Materials and methods

Bacterial strains and growth maintenance

All C. difficile strains used in this study are listed in Table 1. Growth experiments were performed in a Coy anaerobic chamber under an atmosphere of ~1.0% H2, 5% CO2, and >90% N2. Strains were routinely maintained on BHIS agar (37 g/L brain heart infusion, 5 g/L yeast extract, 0.1% L-cysteine). When indicated, overnight cultures were prepared by inoculating 5 mL BHIS broth with single colonies of the appropriate strains followed by 16–24 h of incubation at 37 °C.

Broth microdilution assay

MICs were determined using a modified broth microdilution assay as per the CLSI M1133. Briefly, auranofin was dissolved in 100% dimethyl sulfoxide (DMSO) and subsequently diluted to achieve working stocks at 20× concentration in 50% DMSO. Similarly, fidaxomicin was dissolved in 100% DMSO while vancomycin hydrochloride was dissolved in deionized water. Diluted test compounds (5 μL) were mixed with 95 μL BHIS broth in triplicate in 96-well plate format. Plates were reduced overnight in the anaerobic chamber. On the day of experimentation, overnight cultures of all strains were diluted to match a 0.5 McFarland standard and were subsequently diluted again 15-fold using pre-reduced 0.85% NaCl. Diluted cells (10 μL) were used to inoculate 100 μL triplicate drug-broth mixtures in pre-reduced 96-well plates, which were then incubated in half-sealed plastic bags at 37 °C for 48 h. After incubation, the OD600 was recorded for all cultures and normalized by subtracting the mean OD600 of triplicate uninoculated BHIS broth controls (blank correction). MICs were scored as the lowest concentration of compound that resulted in non-turbid cultures as compared to uninoculated controls after 48 h. For all selenite supplementation experiments, the assay described above was performed with BHIS broth augmented with either 5 or 50 μM sodium selenite in triplicate. Blank corrections were done relative to the appropriate selenite concentration, as selenite imparts a slight red color to the medium. All experiments were performed twice. Statistical analysis (mean OD600 ± s.d.) was performed using GraphPad Prism 9.

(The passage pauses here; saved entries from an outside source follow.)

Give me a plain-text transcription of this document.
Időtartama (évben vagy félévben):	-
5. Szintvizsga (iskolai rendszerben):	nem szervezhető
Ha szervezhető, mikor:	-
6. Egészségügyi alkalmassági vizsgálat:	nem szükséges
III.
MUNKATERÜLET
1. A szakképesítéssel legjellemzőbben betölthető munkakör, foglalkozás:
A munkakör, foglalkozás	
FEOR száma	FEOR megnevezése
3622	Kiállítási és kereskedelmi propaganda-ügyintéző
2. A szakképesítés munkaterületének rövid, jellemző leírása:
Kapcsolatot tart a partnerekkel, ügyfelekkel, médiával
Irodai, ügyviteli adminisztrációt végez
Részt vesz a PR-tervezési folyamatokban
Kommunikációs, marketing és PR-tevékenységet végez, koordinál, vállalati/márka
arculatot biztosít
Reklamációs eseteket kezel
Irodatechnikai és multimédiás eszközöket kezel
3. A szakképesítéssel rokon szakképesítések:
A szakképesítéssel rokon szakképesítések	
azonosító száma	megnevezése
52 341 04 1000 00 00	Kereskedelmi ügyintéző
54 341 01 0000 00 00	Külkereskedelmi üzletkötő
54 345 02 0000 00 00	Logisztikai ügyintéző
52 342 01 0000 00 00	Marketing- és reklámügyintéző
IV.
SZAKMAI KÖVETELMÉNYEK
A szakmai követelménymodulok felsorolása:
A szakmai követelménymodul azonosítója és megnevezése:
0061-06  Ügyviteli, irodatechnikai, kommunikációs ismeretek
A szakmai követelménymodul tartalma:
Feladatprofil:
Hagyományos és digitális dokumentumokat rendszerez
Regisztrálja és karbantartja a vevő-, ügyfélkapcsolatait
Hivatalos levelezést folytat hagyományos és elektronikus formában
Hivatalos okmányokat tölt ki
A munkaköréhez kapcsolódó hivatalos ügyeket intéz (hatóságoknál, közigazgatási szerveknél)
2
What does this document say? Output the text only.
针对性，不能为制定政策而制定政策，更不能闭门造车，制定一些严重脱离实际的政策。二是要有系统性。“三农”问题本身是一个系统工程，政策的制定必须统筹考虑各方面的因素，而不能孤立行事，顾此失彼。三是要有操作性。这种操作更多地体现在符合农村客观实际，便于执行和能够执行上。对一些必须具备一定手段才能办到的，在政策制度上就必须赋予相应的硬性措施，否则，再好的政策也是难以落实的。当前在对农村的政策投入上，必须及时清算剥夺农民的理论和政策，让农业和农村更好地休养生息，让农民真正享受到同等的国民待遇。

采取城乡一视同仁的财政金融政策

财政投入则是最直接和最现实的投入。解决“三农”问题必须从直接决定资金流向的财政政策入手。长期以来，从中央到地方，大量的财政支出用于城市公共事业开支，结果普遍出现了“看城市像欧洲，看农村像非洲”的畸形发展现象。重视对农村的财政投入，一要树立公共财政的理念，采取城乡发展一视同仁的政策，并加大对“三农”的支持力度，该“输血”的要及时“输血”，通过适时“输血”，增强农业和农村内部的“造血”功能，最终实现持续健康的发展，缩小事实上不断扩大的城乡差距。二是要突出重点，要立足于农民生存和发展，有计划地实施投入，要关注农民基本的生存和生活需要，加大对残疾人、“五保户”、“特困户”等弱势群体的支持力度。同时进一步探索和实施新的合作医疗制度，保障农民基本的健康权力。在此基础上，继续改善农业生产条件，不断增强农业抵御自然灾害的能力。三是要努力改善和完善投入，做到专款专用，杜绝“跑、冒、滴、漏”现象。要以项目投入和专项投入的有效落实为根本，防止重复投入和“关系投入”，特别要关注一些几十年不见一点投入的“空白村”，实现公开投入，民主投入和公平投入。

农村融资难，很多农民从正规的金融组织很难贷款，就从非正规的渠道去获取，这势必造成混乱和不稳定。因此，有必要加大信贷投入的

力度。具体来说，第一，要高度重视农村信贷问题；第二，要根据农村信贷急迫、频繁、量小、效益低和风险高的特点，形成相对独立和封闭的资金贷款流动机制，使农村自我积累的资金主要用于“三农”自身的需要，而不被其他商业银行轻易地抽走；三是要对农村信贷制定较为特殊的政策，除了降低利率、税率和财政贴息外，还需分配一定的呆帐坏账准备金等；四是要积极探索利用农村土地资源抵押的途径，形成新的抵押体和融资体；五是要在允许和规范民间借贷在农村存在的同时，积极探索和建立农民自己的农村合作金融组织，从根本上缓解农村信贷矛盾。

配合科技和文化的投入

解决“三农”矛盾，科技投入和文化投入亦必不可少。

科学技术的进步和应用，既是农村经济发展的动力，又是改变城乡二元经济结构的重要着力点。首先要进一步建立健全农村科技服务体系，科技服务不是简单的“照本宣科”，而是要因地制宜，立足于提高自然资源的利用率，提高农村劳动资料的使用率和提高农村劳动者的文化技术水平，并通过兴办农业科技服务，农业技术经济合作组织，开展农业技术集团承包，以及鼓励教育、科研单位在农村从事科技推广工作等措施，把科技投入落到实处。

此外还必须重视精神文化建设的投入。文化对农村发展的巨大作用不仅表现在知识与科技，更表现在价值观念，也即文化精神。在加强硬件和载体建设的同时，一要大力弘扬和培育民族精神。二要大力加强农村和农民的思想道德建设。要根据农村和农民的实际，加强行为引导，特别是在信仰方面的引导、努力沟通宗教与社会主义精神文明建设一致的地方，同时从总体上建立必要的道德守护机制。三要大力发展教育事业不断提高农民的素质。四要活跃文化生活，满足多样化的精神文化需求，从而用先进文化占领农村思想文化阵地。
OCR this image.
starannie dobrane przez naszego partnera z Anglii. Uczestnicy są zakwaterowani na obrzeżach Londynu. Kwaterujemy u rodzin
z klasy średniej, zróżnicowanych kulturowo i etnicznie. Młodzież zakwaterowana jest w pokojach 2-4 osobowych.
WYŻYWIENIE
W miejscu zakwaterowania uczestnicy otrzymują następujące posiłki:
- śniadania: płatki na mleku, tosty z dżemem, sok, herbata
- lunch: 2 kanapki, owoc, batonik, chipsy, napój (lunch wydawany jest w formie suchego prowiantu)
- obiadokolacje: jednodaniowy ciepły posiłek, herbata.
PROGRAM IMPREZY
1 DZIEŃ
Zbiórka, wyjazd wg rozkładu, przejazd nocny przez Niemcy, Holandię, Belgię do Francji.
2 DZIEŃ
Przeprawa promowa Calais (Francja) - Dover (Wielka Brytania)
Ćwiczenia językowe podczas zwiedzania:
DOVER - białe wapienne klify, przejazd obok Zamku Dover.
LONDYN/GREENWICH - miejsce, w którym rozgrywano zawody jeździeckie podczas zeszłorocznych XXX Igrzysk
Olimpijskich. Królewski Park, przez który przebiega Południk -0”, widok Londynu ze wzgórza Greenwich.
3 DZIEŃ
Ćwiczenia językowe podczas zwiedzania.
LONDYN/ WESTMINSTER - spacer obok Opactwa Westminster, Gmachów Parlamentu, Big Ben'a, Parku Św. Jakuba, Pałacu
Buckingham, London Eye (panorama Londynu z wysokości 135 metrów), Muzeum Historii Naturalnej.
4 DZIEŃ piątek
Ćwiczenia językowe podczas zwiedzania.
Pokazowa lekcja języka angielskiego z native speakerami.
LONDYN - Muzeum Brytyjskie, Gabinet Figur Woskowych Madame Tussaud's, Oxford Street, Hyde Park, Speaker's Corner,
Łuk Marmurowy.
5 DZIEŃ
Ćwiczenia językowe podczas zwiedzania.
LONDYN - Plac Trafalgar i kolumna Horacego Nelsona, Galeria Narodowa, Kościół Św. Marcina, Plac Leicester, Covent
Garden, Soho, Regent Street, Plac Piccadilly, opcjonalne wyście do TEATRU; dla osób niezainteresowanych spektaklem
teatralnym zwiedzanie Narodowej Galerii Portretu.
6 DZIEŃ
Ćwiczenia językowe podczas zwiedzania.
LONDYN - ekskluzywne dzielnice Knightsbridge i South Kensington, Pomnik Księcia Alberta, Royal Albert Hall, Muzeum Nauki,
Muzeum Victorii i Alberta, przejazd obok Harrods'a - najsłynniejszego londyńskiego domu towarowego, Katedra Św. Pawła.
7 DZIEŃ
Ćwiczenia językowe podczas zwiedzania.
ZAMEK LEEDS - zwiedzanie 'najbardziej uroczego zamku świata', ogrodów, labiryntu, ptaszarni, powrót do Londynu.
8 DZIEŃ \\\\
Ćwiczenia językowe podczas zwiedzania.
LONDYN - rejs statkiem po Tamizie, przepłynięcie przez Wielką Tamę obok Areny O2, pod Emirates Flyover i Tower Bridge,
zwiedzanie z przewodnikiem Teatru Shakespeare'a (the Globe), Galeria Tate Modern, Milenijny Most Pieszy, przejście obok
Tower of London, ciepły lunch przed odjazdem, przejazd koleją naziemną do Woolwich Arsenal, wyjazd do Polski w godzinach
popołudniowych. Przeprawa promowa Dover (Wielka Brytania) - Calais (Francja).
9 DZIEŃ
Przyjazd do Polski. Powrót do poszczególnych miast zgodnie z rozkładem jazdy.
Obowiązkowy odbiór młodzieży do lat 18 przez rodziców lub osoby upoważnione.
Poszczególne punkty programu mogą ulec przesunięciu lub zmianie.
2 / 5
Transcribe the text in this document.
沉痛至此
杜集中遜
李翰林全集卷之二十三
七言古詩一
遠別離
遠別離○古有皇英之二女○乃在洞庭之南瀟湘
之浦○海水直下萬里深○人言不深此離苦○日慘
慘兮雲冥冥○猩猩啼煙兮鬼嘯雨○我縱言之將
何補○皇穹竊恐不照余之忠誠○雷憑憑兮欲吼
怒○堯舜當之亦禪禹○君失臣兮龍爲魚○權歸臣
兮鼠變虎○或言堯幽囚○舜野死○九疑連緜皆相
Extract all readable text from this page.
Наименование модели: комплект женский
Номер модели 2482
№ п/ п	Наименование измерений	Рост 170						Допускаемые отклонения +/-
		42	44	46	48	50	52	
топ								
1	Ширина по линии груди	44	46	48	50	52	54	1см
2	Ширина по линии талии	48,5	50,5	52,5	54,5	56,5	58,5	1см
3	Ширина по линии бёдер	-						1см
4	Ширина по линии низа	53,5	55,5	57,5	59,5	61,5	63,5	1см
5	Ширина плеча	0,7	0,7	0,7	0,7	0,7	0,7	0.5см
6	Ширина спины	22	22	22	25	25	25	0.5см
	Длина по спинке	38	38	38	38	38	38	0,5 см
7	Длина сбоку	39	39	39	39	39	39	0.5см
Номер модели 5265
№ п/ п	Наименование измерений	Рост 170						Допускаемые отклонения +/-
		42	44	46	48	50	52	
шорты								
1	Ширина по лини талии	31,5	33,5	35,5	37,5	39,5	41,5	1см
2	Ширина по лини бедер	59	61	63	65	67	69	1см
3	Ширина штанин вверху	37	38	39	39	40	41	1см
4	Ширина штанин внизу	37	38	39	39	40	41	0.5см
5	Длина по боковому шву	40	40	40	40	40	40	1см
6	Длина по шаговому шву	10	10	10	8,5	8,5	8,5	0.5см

Selenite sensitivity assay

Overnight cultures of all strains were diluted 100-fold in BHIS broth augmented with 0, 5, 10, 25, 50, or 100 µM sodium selenite in triplicate. Diluted cultures were grown for 24 h at 37 °C. The OD600 was recorded for all cultures at the end of the growth period. Blank corrections were done relative to the appropriate selenite concentration as described above. The experiment was performed twice. Statistical analysis (mean OD600 ± s.d.) was performed using GraphPad Prism 9.